A la tienda llega una señora con un uniforme azul y amarillo. Ve el mundo a través de unas gafas con gruesos lentes, que me hacen pensar en mis propias gafas y si algún día llegarán a ser tan gruesas. Deja en frente de la entrada el carrito cilíndrico con el que trabaja. Se ve cansada. El cabello entrecano y las facciones revelan una vida de ya bastantes años. Es una vendedora de Bonice.

Mientras le doy un sorbo a la cerveza, veo como entra la señora y pide una Pony Malta y un pedazo de torta. Sus movimientos son lentos, la voz suave, cordial. La baja estatura la hace ver aún más frágil. Junto con mi papá y yo, en la tienda hay dos viejos que están bebiendo mientras desarrollan la improbable actividad de comentar una telenovela. Sólo queda una silla libre y mi papá se la alcanza a la señora. Ella agradece con genuina humildad y se sienta a comer.
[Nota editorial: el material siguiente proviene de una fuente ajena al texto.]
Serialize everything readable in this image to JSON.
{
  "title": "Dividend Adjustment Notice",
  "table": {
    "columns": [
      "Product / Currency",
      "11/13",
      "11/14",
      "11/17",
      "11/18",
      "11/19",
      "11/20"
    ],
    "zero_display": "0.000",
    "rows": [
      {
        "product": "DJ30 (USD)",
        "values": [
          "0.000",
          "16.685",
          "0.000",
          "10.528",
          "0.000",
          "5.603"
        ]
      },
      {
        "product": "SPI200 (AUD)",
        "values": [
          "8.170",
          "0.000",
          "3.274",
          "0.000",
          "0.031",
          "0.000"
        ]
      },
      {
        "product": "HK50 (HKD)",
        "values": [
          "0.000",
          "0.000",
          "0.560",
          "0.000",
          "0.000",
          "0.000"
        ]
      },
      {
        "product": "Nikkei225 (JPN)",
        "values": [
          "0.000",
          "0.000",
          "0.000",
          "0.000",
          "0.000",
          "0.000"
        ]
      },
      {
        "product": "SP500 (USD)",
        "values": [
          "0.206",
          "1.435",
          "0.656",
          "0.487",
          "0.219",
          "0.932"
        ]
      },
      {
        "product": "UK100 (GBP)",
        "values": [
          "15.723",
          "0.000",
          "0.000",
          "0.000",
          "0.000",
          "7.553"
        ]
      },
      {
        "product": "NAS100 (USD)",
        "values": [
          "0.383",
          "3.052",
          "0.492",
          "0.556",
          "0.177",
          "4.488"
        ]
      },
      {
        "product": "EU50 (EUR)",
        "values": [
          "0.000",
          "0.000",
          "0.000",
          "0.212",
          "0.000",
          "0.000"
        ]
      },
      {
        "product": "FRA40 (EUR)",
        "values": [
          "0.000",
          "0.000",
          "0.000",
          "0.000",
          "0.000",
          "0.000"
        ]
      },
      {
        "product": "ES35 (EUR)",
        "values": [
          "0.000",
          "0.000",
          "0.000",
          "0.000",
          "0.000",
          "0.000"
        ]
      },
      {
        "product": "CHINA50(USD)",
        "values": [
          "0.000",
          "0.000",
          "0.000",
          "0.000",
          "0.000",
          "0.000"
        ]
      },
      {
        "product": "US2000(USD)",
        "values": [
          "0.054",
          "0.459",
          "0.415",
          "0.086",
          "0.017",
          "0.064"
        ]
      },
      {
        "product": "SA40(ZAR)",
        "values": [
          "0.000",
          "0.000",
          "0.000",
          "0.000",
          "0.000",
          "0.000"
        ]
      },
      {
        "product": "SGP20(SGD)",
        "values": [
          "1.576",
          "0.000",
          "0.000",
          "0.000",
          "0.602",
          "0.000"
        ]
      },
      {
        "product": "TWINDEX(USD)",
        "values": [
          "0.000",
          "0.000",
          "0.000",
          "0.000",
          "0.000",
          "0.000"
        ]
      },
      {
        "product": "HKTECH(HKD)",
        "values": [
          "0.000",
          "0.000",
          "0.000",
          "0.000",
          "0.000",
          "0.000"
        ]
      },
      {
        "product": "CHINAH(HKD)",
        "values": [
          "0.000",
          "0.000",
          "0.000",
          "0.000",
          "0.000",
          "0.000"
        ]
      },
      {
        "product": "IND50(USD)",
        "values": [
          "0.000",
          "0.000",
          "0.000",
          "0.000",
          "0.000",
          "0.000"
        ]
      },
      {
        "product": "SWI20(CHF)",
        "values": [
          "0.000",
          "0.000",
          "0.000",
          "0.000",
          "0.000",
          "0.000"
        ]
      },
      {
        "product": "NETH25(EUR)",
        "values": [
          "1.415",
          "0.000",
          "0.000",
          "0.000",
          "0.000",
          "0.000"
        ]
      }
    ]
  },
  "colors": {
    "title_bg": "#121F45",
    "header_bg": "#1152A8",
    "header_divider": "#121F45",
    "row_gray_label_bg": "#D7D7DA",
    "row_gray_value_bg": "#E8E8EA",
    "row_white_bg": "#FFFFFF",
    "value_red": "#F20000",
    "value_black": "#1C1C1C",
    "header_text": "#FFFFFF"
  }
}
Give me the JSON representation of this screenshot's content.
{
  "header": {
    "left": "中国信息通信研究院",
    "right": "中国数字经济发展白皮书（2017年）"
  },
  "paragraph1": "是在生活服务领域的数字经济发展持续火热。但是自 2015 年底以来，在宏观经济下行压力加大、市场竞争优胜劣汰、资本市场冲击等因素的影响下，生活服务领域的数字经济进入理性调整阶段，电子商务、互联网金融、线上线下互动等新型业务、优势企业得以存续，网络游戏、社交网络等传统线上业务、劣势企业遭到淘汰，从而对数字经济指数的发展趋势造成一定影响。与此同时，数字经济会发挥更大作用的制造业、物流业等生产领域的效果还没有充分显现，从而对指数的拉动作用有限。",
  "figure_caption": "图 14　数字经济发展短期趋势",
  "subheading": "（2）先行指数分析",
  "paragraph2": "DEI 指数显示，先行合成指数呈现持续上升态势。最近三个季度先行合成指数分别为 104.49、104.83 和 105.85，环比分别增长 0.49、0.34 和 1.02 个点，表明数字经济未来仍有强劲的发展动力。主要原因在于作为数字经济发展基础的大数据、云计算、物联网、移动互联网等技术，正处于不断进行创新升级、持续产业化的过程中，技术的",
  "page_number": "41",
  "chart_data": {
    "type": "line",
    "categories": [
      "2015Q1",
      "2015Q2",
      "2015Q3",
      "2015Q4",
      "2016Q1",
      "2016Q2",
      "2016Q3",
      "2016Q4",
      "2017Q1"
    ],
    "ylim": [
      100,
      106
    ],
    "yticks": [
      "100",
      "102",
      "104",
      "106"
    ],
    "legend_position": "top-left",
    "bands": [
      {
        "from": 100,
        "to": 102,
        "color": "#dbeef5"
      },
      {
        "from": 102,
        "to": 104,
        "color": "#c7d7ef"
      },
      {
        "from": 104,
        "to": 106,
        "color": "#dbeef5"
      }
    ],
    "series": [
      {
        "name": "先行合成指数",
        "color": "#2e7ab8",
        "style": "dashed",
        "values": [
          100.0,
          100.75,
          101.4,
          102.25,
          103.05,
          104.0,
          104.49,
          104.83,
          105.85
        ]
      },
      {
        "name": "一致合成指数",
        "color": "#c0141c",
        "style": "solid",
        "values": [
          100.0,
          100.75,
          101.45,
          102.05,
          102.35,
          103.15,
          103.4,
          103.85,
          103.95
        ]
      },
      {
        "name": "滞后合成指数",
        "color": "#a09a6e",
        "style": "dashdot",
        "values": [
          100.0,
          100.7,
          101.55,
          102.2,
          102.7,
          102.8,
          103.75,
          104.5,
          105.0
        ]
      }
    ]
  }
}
Con parsimonia da cuenta de su comida. Mientras hablo con mi papá, la miro de vez en cuando. Tiene una mirada triste y agotada. Me hace pensar en la vida, que a veces no parece otra cosa que una larga derrota, sobre todo desde que el único éxito que la sociedad estima es el éxito económico. Sigo con mi cerveza y la charla. De pronto, caemos en la cuenta de que la vendedora se ha quedado dormida, sentada y ligeramente recostada sobre la barra de madera pegada a la pared. El sueño la venció donde a otros los vence la cantidad de alcohol en la sangre.

Todos la miramos. Es una imagen curiosa. Incluso tierna. Debe estar cansadísima de recorrer calles y carreras bajo el sol y la lluvia, esperando que alguien quiera un Bonice para apaciguar la sed. Justo ahora comienza a llover. La siesta la ha salvado de mojarse una vez más, como tantos otros días. Con mi papá pensamos que la Pony Malta y la torta tal vez fueron su almuerzo. A todos nos da sueño después del almuerzo.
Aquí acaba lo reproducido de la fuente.